В омском ТЮЗе состоялась премьера спектакля «Собачье сердце» по повести Михаила Булгакова.
Произведения Булгакова приобретают сегодня невероятную популярность в театре и кино. В Омске постановки тоже появляются одна за другой. Видимо, нынешнее время вновь соответствует аллегорическим булгаковским пророчествам.
«Собачье сердце» – это и иронический, и в то же время тревожный взгляд на эпоху революционных перемен. Спектакль ТЮЗа, как и повесть (написанная, кстати, почти сто лет назад – в 1925 году), начинается в продуваемой ветрами московской подворотне, где страдает от холода, голода и несправедливых обид бродячий пес. Шарик – планшетная кукла, с ней работает актер Григорий ВОЛОКИТИН, которому предстоит воплощать и человеческую ипостась. Он одет в такое же рубище, каким выглядят облезлые бока собаки. И кажется, что это и есть собачья душа, поскольку «собака тоже человек».
Всё остальное действие происходит в квартире профессора Преображенского (Виталий СОСОЙ), остающейся островком прежней жизни с ее неизменными ритуалами. Такими, как обед, к которому непременно расстилаются белоснежные скатерти, подаются дорогие тарелки с семгой и чем-то аппетитно ворчащим под крышкой. Отлаженный быт кажется незыблемым, но… Открывается дверь, и в ирреальном свете и дыме появляется толпа людей в серых шинелях с красным флагом. Она перемещается, как огромный ком (браво за эффектное пластическое решение!). Этот революционный апокалипсис прокатывается по квартире профессора неоднократно, в конце концов увлекая за собой прислугу и оставляя лишь руины.
Метафора, может быть, слишком очевидная, но трагическое расщепление мира на несовместимые слои – главное ощущение, которое оставляет спектакль. Проблема отсутствия взаимопонимания тут не только в глобальных масштабах, но и в очень узких. Вот и профессор Преображенский, отрицающий всяческий террор и утверждающий, что успеха в любом деле можно достичь только добром, общается с внезапно «очеловечившимся» вследствие его эксперимента псом лишь на уровне окриков «нельзя» и «не сметь». «Вы – лабораторное существо», – постоянно напоминает он Шарикову. А тому ведь, хоть он, конечно не подарок: хамовит, невежествен и всё у него косо и убого, – хочется, чтобы с ним говорили, как с человеком. Потому его и тянет к домкомовцам, что там его признают равным.

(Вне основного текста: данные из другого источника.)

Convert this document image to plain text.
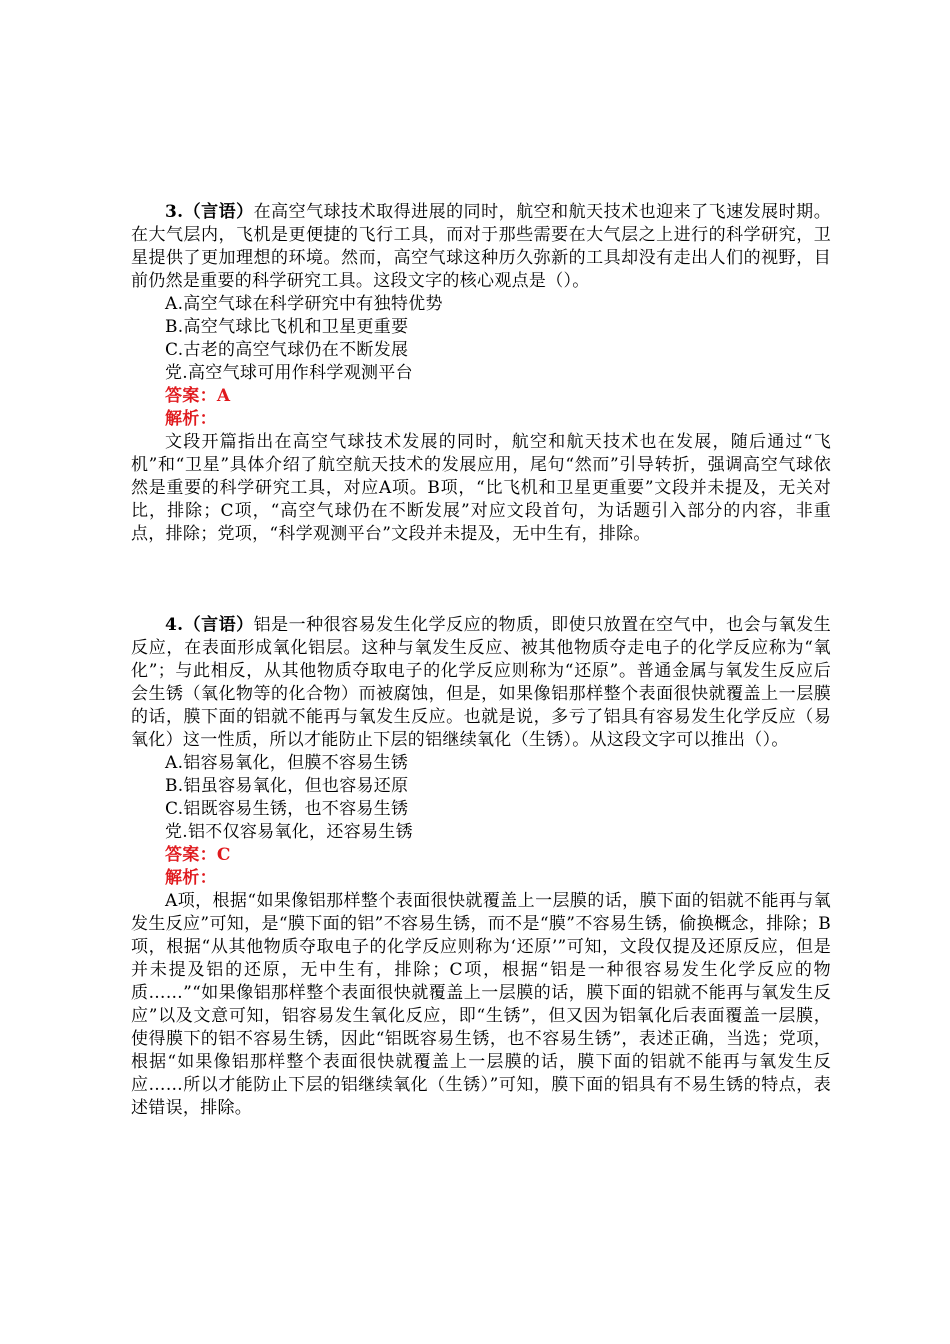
3.（言语）在高空气球技术取得进展的同时，航空和航天技术也迎来了飞速发展时期。在大气层内，飞机是更便捷的飞行工具，而对于那些需要在大气层之上进行的科学研究，卫星提供了更加理想的环境。然而，高空气球这种历久弥新的工具却没有走出人们的视野，目前仍然是重要的科学研究工具。这段文字的核心观点是（）。

A.高空气球在科学研究中有独特优势

B.高空气球比飞机和卫星更重要

C.古老的高空气球仍在不断发展

党.高空气球可用作科学观测平台

答案：A

解析：

文段开篇指出在高空气球技术发展的同时，航空和航天技术也在发展，随后通过“飞机”和“卫星”具体介绍了航空航天技术的发展应用，尾句“然而”引导转折，强调高空气球依然是重要的科学研究工具，对应A项。B项，“比飞机和卫星更重要”文段并未提及，无关对比，排除；C项，“高空气球仍在不断发展”对应文段首句，为话题引入部分的内容，非重点，排除；党项，“科学观测平台”文段并未提及，无中生有，排除。

4.（言语）铝是一种很容易发生化学反应的物质，即使只放置在空气中，也会与氧发生反应，在表面形成氧化铝层。这种与氧发生反应、被其他物质夺走电子的化学反应称为“氧化”；与此相反，从其他物质夺取电子的化学反应则称为“还原”。普通金属与氧发生反应后会生锈（氧化物等的化合物）而被腐蚀，但是，如果像铝那样整个表面很快就覆盖上一层膜的话，膜下面的铝就不能再与氧发生反应。也就是说，多亏了铝具有容易发生化学反应（易氧化）这一性质，所以才能防止下层的铝继续氧化（生锈）。从这段文字可以推出（）。

A.铝容易氧化，但膜不容易生锈

B.铝虽容易氧化，但也容易还原

C.铝既容易生锈，也不容易生锈

党.铝不仅容易氧化，还容易生锈

答案：C

解析：

A项，根据“如果像铝那样整个表面很快就覆盖上一层膜的话，膜下面的铝就不能再与氧发生反应”可知，是“膜下面的铝”不容易生锈，而不是“膜”不容易生锈，偷换概念，排除；B项，根据“从其他物质夺取电子的化学反应则称为‘还原’”可知，文段仅提及还原反应，但是并未提及铝的还原，无中生有，排除；C项，根据“铝是一种很容易发生化学反应的物质……”“如果像铝那样整个表面很快就覆盖上一层膜的话，膜下面的铝就不能再与氧发生反应”以及文意可知，铝容易发生氧化反应，即“生锈”，但又因为铝氧化后表面覆盖一层膜，使得膜下的铝不容易生锈，因此“铝既容易生锈，也不容易生锈”，表述正确，当选；党项，根据“如果像铝那样整个表面很快就覆盖上一层膜的话，膜下面的铝就不能再与氧发生反应……所以才能防止下层的铝继续氧化（生锈）”可知，膜下面的铝具有不易生锈的特点，表述错误，排除。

Интересно, что автор инсценировки и режиссер-постановщик Андрей ШЛЯПИН делает гурмана и афориста Преображенского человеком среднего возраста (у Булгакова ему за шестьдесят), немногим старше своего ассистента доктора Борменталя (Кирилл ФРИЦ). Это не «отживший элемент», он принадлежит настоящему времени и как-то должен с ним уживаться.
В булгаковский текст удачно вплетаются фрагменты романа Анатолия Мариенгофа «Циники». В телефонном разговоре с невидимым Владимиром Ирина Сергеевна (Анастасия ШЕСТАКОВА) иронизирует над практичными поклонниками, которые тащат дамам мешки с мукой вместо цветов, и выражает озабоченность: «А может случиться так, что в Москве нельзя будет достать французской краски для губ? Как же жить тогда?» Ириной Сергеевной становится в спектакле горничная Зинаида Прокопьевна, а экономкой Натальей Ивановной (Галина ВОЛОКИТИНА) – кухарка Дарья Петровна. Персонажи приобретают тут большее значение, чем в литературном первоисточнике. Утонченность двух женщин подчеркивает хрупкость старого мира, трещащего под напором новой, грубой силы.
Непривычным предстает и председатель домового комитета Швондер в исполнении Тимофея ГРЕКОВА. Усталый человек в пенсне – это не пролетарий, дорвавшийся до власти, а, скорее всего, один из тех интеллигентов, которые сознательно примкнули к революции. И его противостояние с профессором – конфликт с классом, от которого он отрекся.
Песня Булаты Окуджавы «Примета» – музыкальный и в целом смысловой рефрен спектакля. Он развивается от куплета к куплету:
«Если ворон в вышине.
Дело, стало быть, к войне».
«Чтобы ворона убить,
Надо ружья зарядить.
А как станем заряжать,
Всем захочется стрелять.
Ну, а как стрельба пойдет,
Пуля дырочку найдет».
Это о цепной реакции насилия, о его замкнутом круге. В финале спектакля вторично прооперированный Шариков вновь превращается в пса. Но образ его не уходит, появляется как зловещая тень, начинает выносить приговор. Всем. Звучат выстрелы, падают тела.
«Во – и боле никого,
Кроме ворона того».
И понимаешь: опасность была не в конкретном персонаже – опасно, когда наступает время Шариковых.